C'est donc à une histoire des idées et des structures qu'elles ont contribuées à mettre en place que nous sommes invités. Cette étude s'arrête le 14 avril 1715, date à laquelle les statuts de l'Hôpital Général sont édités. Les structures essentielles sont alors définies et mises en place par les Chambériens. La date marquant le début de hostilité de la société contre les pauvres est évidemment plus difficile à préciser : le Moyen Âge n'a pas été exempt d'images dévalorisantes du pauvre, mais il n'a pas sécrété d'institutions de contrôle. C'est ce contrôle qui est précisément la nouveauté des Temps Modernes.

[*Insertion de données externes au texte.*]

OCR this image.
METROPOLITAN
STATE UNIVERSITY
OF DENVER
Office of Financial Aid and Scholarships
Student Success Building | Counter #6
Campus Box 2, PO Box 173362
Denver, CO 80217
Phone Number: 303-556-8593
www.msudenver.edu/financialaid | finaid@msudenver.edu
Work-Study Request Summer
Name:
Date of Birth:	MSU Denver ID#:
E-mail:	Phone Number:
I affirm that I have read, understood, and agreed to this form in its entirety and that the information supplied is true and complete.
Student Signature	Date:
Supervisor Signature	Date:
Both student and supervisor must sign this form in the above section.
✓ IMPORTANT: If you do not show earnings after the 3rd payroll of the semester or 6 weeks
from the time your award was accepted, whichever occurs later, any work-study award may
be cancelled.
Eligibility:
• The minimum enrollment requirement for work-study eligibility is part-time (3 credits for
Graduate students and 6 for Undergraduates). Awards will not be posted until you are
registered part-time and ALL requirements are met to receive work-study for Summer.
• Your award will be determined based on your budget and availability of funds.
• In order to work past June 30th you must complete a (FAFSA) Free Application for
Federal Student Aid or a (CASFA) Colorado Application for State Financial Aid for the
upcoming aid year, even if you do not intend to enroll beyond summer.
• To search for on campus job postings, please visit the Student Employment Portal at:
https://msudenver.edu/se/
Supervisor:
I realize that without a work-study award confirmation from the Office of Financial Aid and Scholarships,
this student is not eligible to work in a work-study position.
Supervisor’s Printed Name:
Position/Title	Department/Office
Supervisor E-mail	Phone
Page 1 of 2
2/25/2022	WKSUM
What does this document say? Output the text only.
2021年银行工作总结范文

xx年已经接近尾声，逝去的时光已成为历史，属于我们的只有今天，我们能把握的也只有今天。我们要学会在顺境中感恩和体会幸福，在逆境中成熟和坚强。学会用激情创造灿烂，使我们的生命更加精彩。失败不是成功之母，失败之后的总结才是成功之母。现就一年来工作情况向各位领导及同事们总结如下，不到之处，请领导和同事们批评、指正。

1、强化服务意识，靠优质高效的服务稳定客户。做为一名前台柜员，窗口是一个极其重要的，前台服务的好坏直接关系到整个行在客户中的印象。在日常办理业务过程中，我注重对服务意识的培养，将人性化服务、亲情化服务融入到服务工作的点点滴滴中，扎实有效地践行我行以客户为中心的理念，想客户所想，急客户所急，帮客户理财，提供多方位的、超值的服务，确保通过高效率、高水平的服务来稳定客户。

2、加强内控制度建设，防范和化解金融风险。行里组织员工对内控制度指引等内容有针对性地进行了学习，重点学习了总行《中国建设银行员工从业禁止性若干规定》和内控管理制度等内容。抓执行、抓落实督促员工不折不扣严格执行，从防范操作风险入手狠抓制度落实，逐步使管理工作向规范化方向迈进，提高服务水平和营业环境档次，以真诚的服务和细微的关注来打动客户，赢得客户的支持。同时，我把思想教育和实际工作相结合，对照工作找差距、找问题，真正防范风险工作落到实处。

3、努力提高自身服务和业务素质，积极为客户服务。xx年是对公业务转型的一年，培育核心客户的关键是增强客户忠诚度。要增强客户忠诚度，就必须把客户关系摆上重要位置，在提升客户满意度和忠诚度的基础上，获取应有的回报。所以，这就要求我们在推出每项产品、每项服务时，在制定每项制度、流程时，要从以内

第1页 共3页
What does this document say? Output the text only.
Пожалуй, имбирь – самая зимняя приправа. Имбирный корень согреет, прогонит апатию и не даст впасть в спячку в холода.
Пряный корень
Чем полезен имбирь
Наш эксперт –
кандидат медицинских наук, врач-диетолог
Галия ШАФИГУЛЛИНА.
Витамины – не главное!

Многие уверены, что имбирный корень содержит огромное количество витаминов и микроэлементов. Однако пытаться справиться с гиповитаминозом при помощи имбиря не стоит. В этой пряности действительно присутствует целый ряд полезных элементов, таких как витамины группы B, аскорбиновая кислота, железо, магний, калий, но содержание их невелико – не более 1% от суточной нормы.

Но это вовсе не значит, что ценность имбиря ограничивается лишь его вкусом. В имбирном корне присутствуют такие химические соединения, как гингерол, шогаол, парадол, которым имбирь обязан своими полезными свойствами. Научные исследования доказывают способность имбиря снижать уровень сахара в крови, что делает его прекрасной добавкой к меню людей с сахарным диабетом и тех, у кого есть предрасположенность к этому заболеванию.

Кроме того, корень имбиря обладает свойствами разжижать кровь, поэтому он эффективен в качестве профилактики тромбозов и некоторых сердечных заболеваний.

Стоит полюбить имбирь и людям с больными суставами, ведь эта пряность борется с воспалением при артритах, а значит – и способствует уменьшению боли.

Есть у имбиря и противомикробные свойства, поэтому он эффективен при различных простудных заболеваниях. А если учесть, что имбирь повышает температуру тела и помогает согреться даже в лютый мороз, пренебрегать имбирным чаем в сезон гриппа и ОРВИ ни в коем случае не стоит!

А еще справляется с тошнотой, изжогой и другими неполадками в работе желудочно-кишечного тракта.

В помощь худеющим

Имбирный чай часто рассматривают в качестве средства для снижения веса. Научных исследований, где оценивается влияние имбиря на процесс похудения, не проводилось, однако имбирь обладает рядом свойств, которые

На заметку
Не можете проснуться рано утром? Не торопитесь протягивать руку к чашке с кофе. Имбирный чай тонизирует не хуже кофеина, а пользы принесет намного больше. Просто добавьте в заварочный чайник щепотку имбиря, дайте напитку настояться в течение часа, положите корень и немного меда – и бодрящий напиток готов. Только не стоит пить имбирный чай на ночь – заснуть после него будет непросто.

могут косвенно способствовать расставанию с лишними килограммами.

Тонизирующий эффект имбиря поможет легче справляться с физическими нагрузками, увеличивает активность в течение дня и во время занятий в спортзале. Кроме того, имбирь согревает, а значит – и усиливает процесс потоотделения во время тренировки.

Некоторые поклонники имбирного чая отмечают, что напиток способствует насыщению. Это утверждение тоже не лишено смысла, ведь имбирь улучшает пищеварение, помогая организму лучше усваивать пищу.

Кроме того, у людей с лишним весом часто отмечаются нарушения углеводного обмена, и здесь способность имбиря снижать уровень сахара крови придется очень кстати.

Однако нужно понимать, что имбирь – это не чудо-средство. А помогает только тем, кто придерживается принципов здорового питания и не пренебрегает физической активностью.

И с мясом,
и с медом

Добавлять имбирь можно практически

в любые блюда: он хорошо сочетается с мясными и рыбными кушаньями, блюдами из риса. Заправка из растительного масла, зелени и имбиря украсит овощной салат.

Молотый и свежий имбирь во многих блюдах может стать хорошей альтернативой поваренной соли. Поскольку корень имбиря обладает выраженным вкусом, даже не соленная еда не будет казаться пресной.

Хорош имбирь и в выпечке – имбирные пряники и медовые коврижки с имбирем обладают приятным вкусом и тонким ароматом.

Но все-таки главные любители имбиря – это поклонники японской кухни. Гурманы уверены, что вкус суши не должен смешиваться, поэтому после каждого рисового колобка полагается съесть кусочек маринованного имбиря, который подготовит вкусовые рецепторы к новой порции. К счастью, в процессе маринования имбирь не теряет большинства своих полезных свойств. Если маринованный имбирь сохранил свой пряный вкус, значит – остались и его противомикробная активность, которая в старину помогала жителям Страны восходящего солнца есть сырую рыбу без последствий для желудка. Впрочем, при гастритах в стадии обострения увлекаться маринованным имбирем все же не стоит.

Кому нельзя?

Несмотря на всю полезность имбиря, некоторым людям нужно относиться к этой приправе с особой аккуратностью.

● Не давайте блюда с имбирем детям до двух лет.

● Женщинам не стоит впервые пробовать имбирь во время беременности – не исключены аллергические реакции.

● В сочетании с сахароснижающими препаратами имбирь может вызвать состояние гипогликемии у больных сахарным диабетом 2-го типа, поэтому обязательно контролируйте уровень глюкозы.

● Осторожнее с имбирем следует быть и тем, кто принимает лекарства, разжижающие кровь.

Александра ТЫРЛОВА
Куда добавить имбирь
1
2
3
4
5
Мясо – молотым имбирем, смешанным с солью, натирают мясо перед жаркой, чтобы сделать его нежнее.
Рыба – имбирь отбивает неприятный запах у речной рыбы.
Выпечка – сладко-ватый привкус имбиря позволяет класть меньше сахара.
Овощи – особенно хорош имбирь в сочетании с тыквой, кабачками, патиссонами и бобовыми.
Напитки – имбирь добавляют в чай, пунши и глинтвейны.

Dans cette optique, la date de la création du Magistrat de Santé, le 16 avril 1577, a été retenue. Elle consacre la prétention toute nouvelle du pouvoir de contrôler les allées et venues de tous pendant les épidémies de peste, elle inaugure une pratique administrative et policière qui s'attache à l'individu jusque-là dédaigné par l’État. Or cette nouvelle «technologie du pouvoir» sera appliquée par les institutions charitables.
Mais il nous est apparu difficile d'étudier la seule attitude adoptée par la société envers la pauvreté sans décrire le pauvre lui-même et les processus de paupérisation. En effet, les erreurs d'analyse de l'élite face à la misère et la répression qu'elles ont impliquées n'en prennent que plus de relief. La pauvreté doit être réinsérée dans les structures économiques de la Savoie du XVIIe siècle, c'est-à-dire en marge de l'économie européenne. Il faut aussi l'appréhender dans son pouvoir d'achat, et enfin dans la vie quotidienne privée et publique. Certes, cette partie mériterait une étude plus approfondie ; mais elle n'intervient ici que comme réponse à l'image du pauvre dans la société dominante.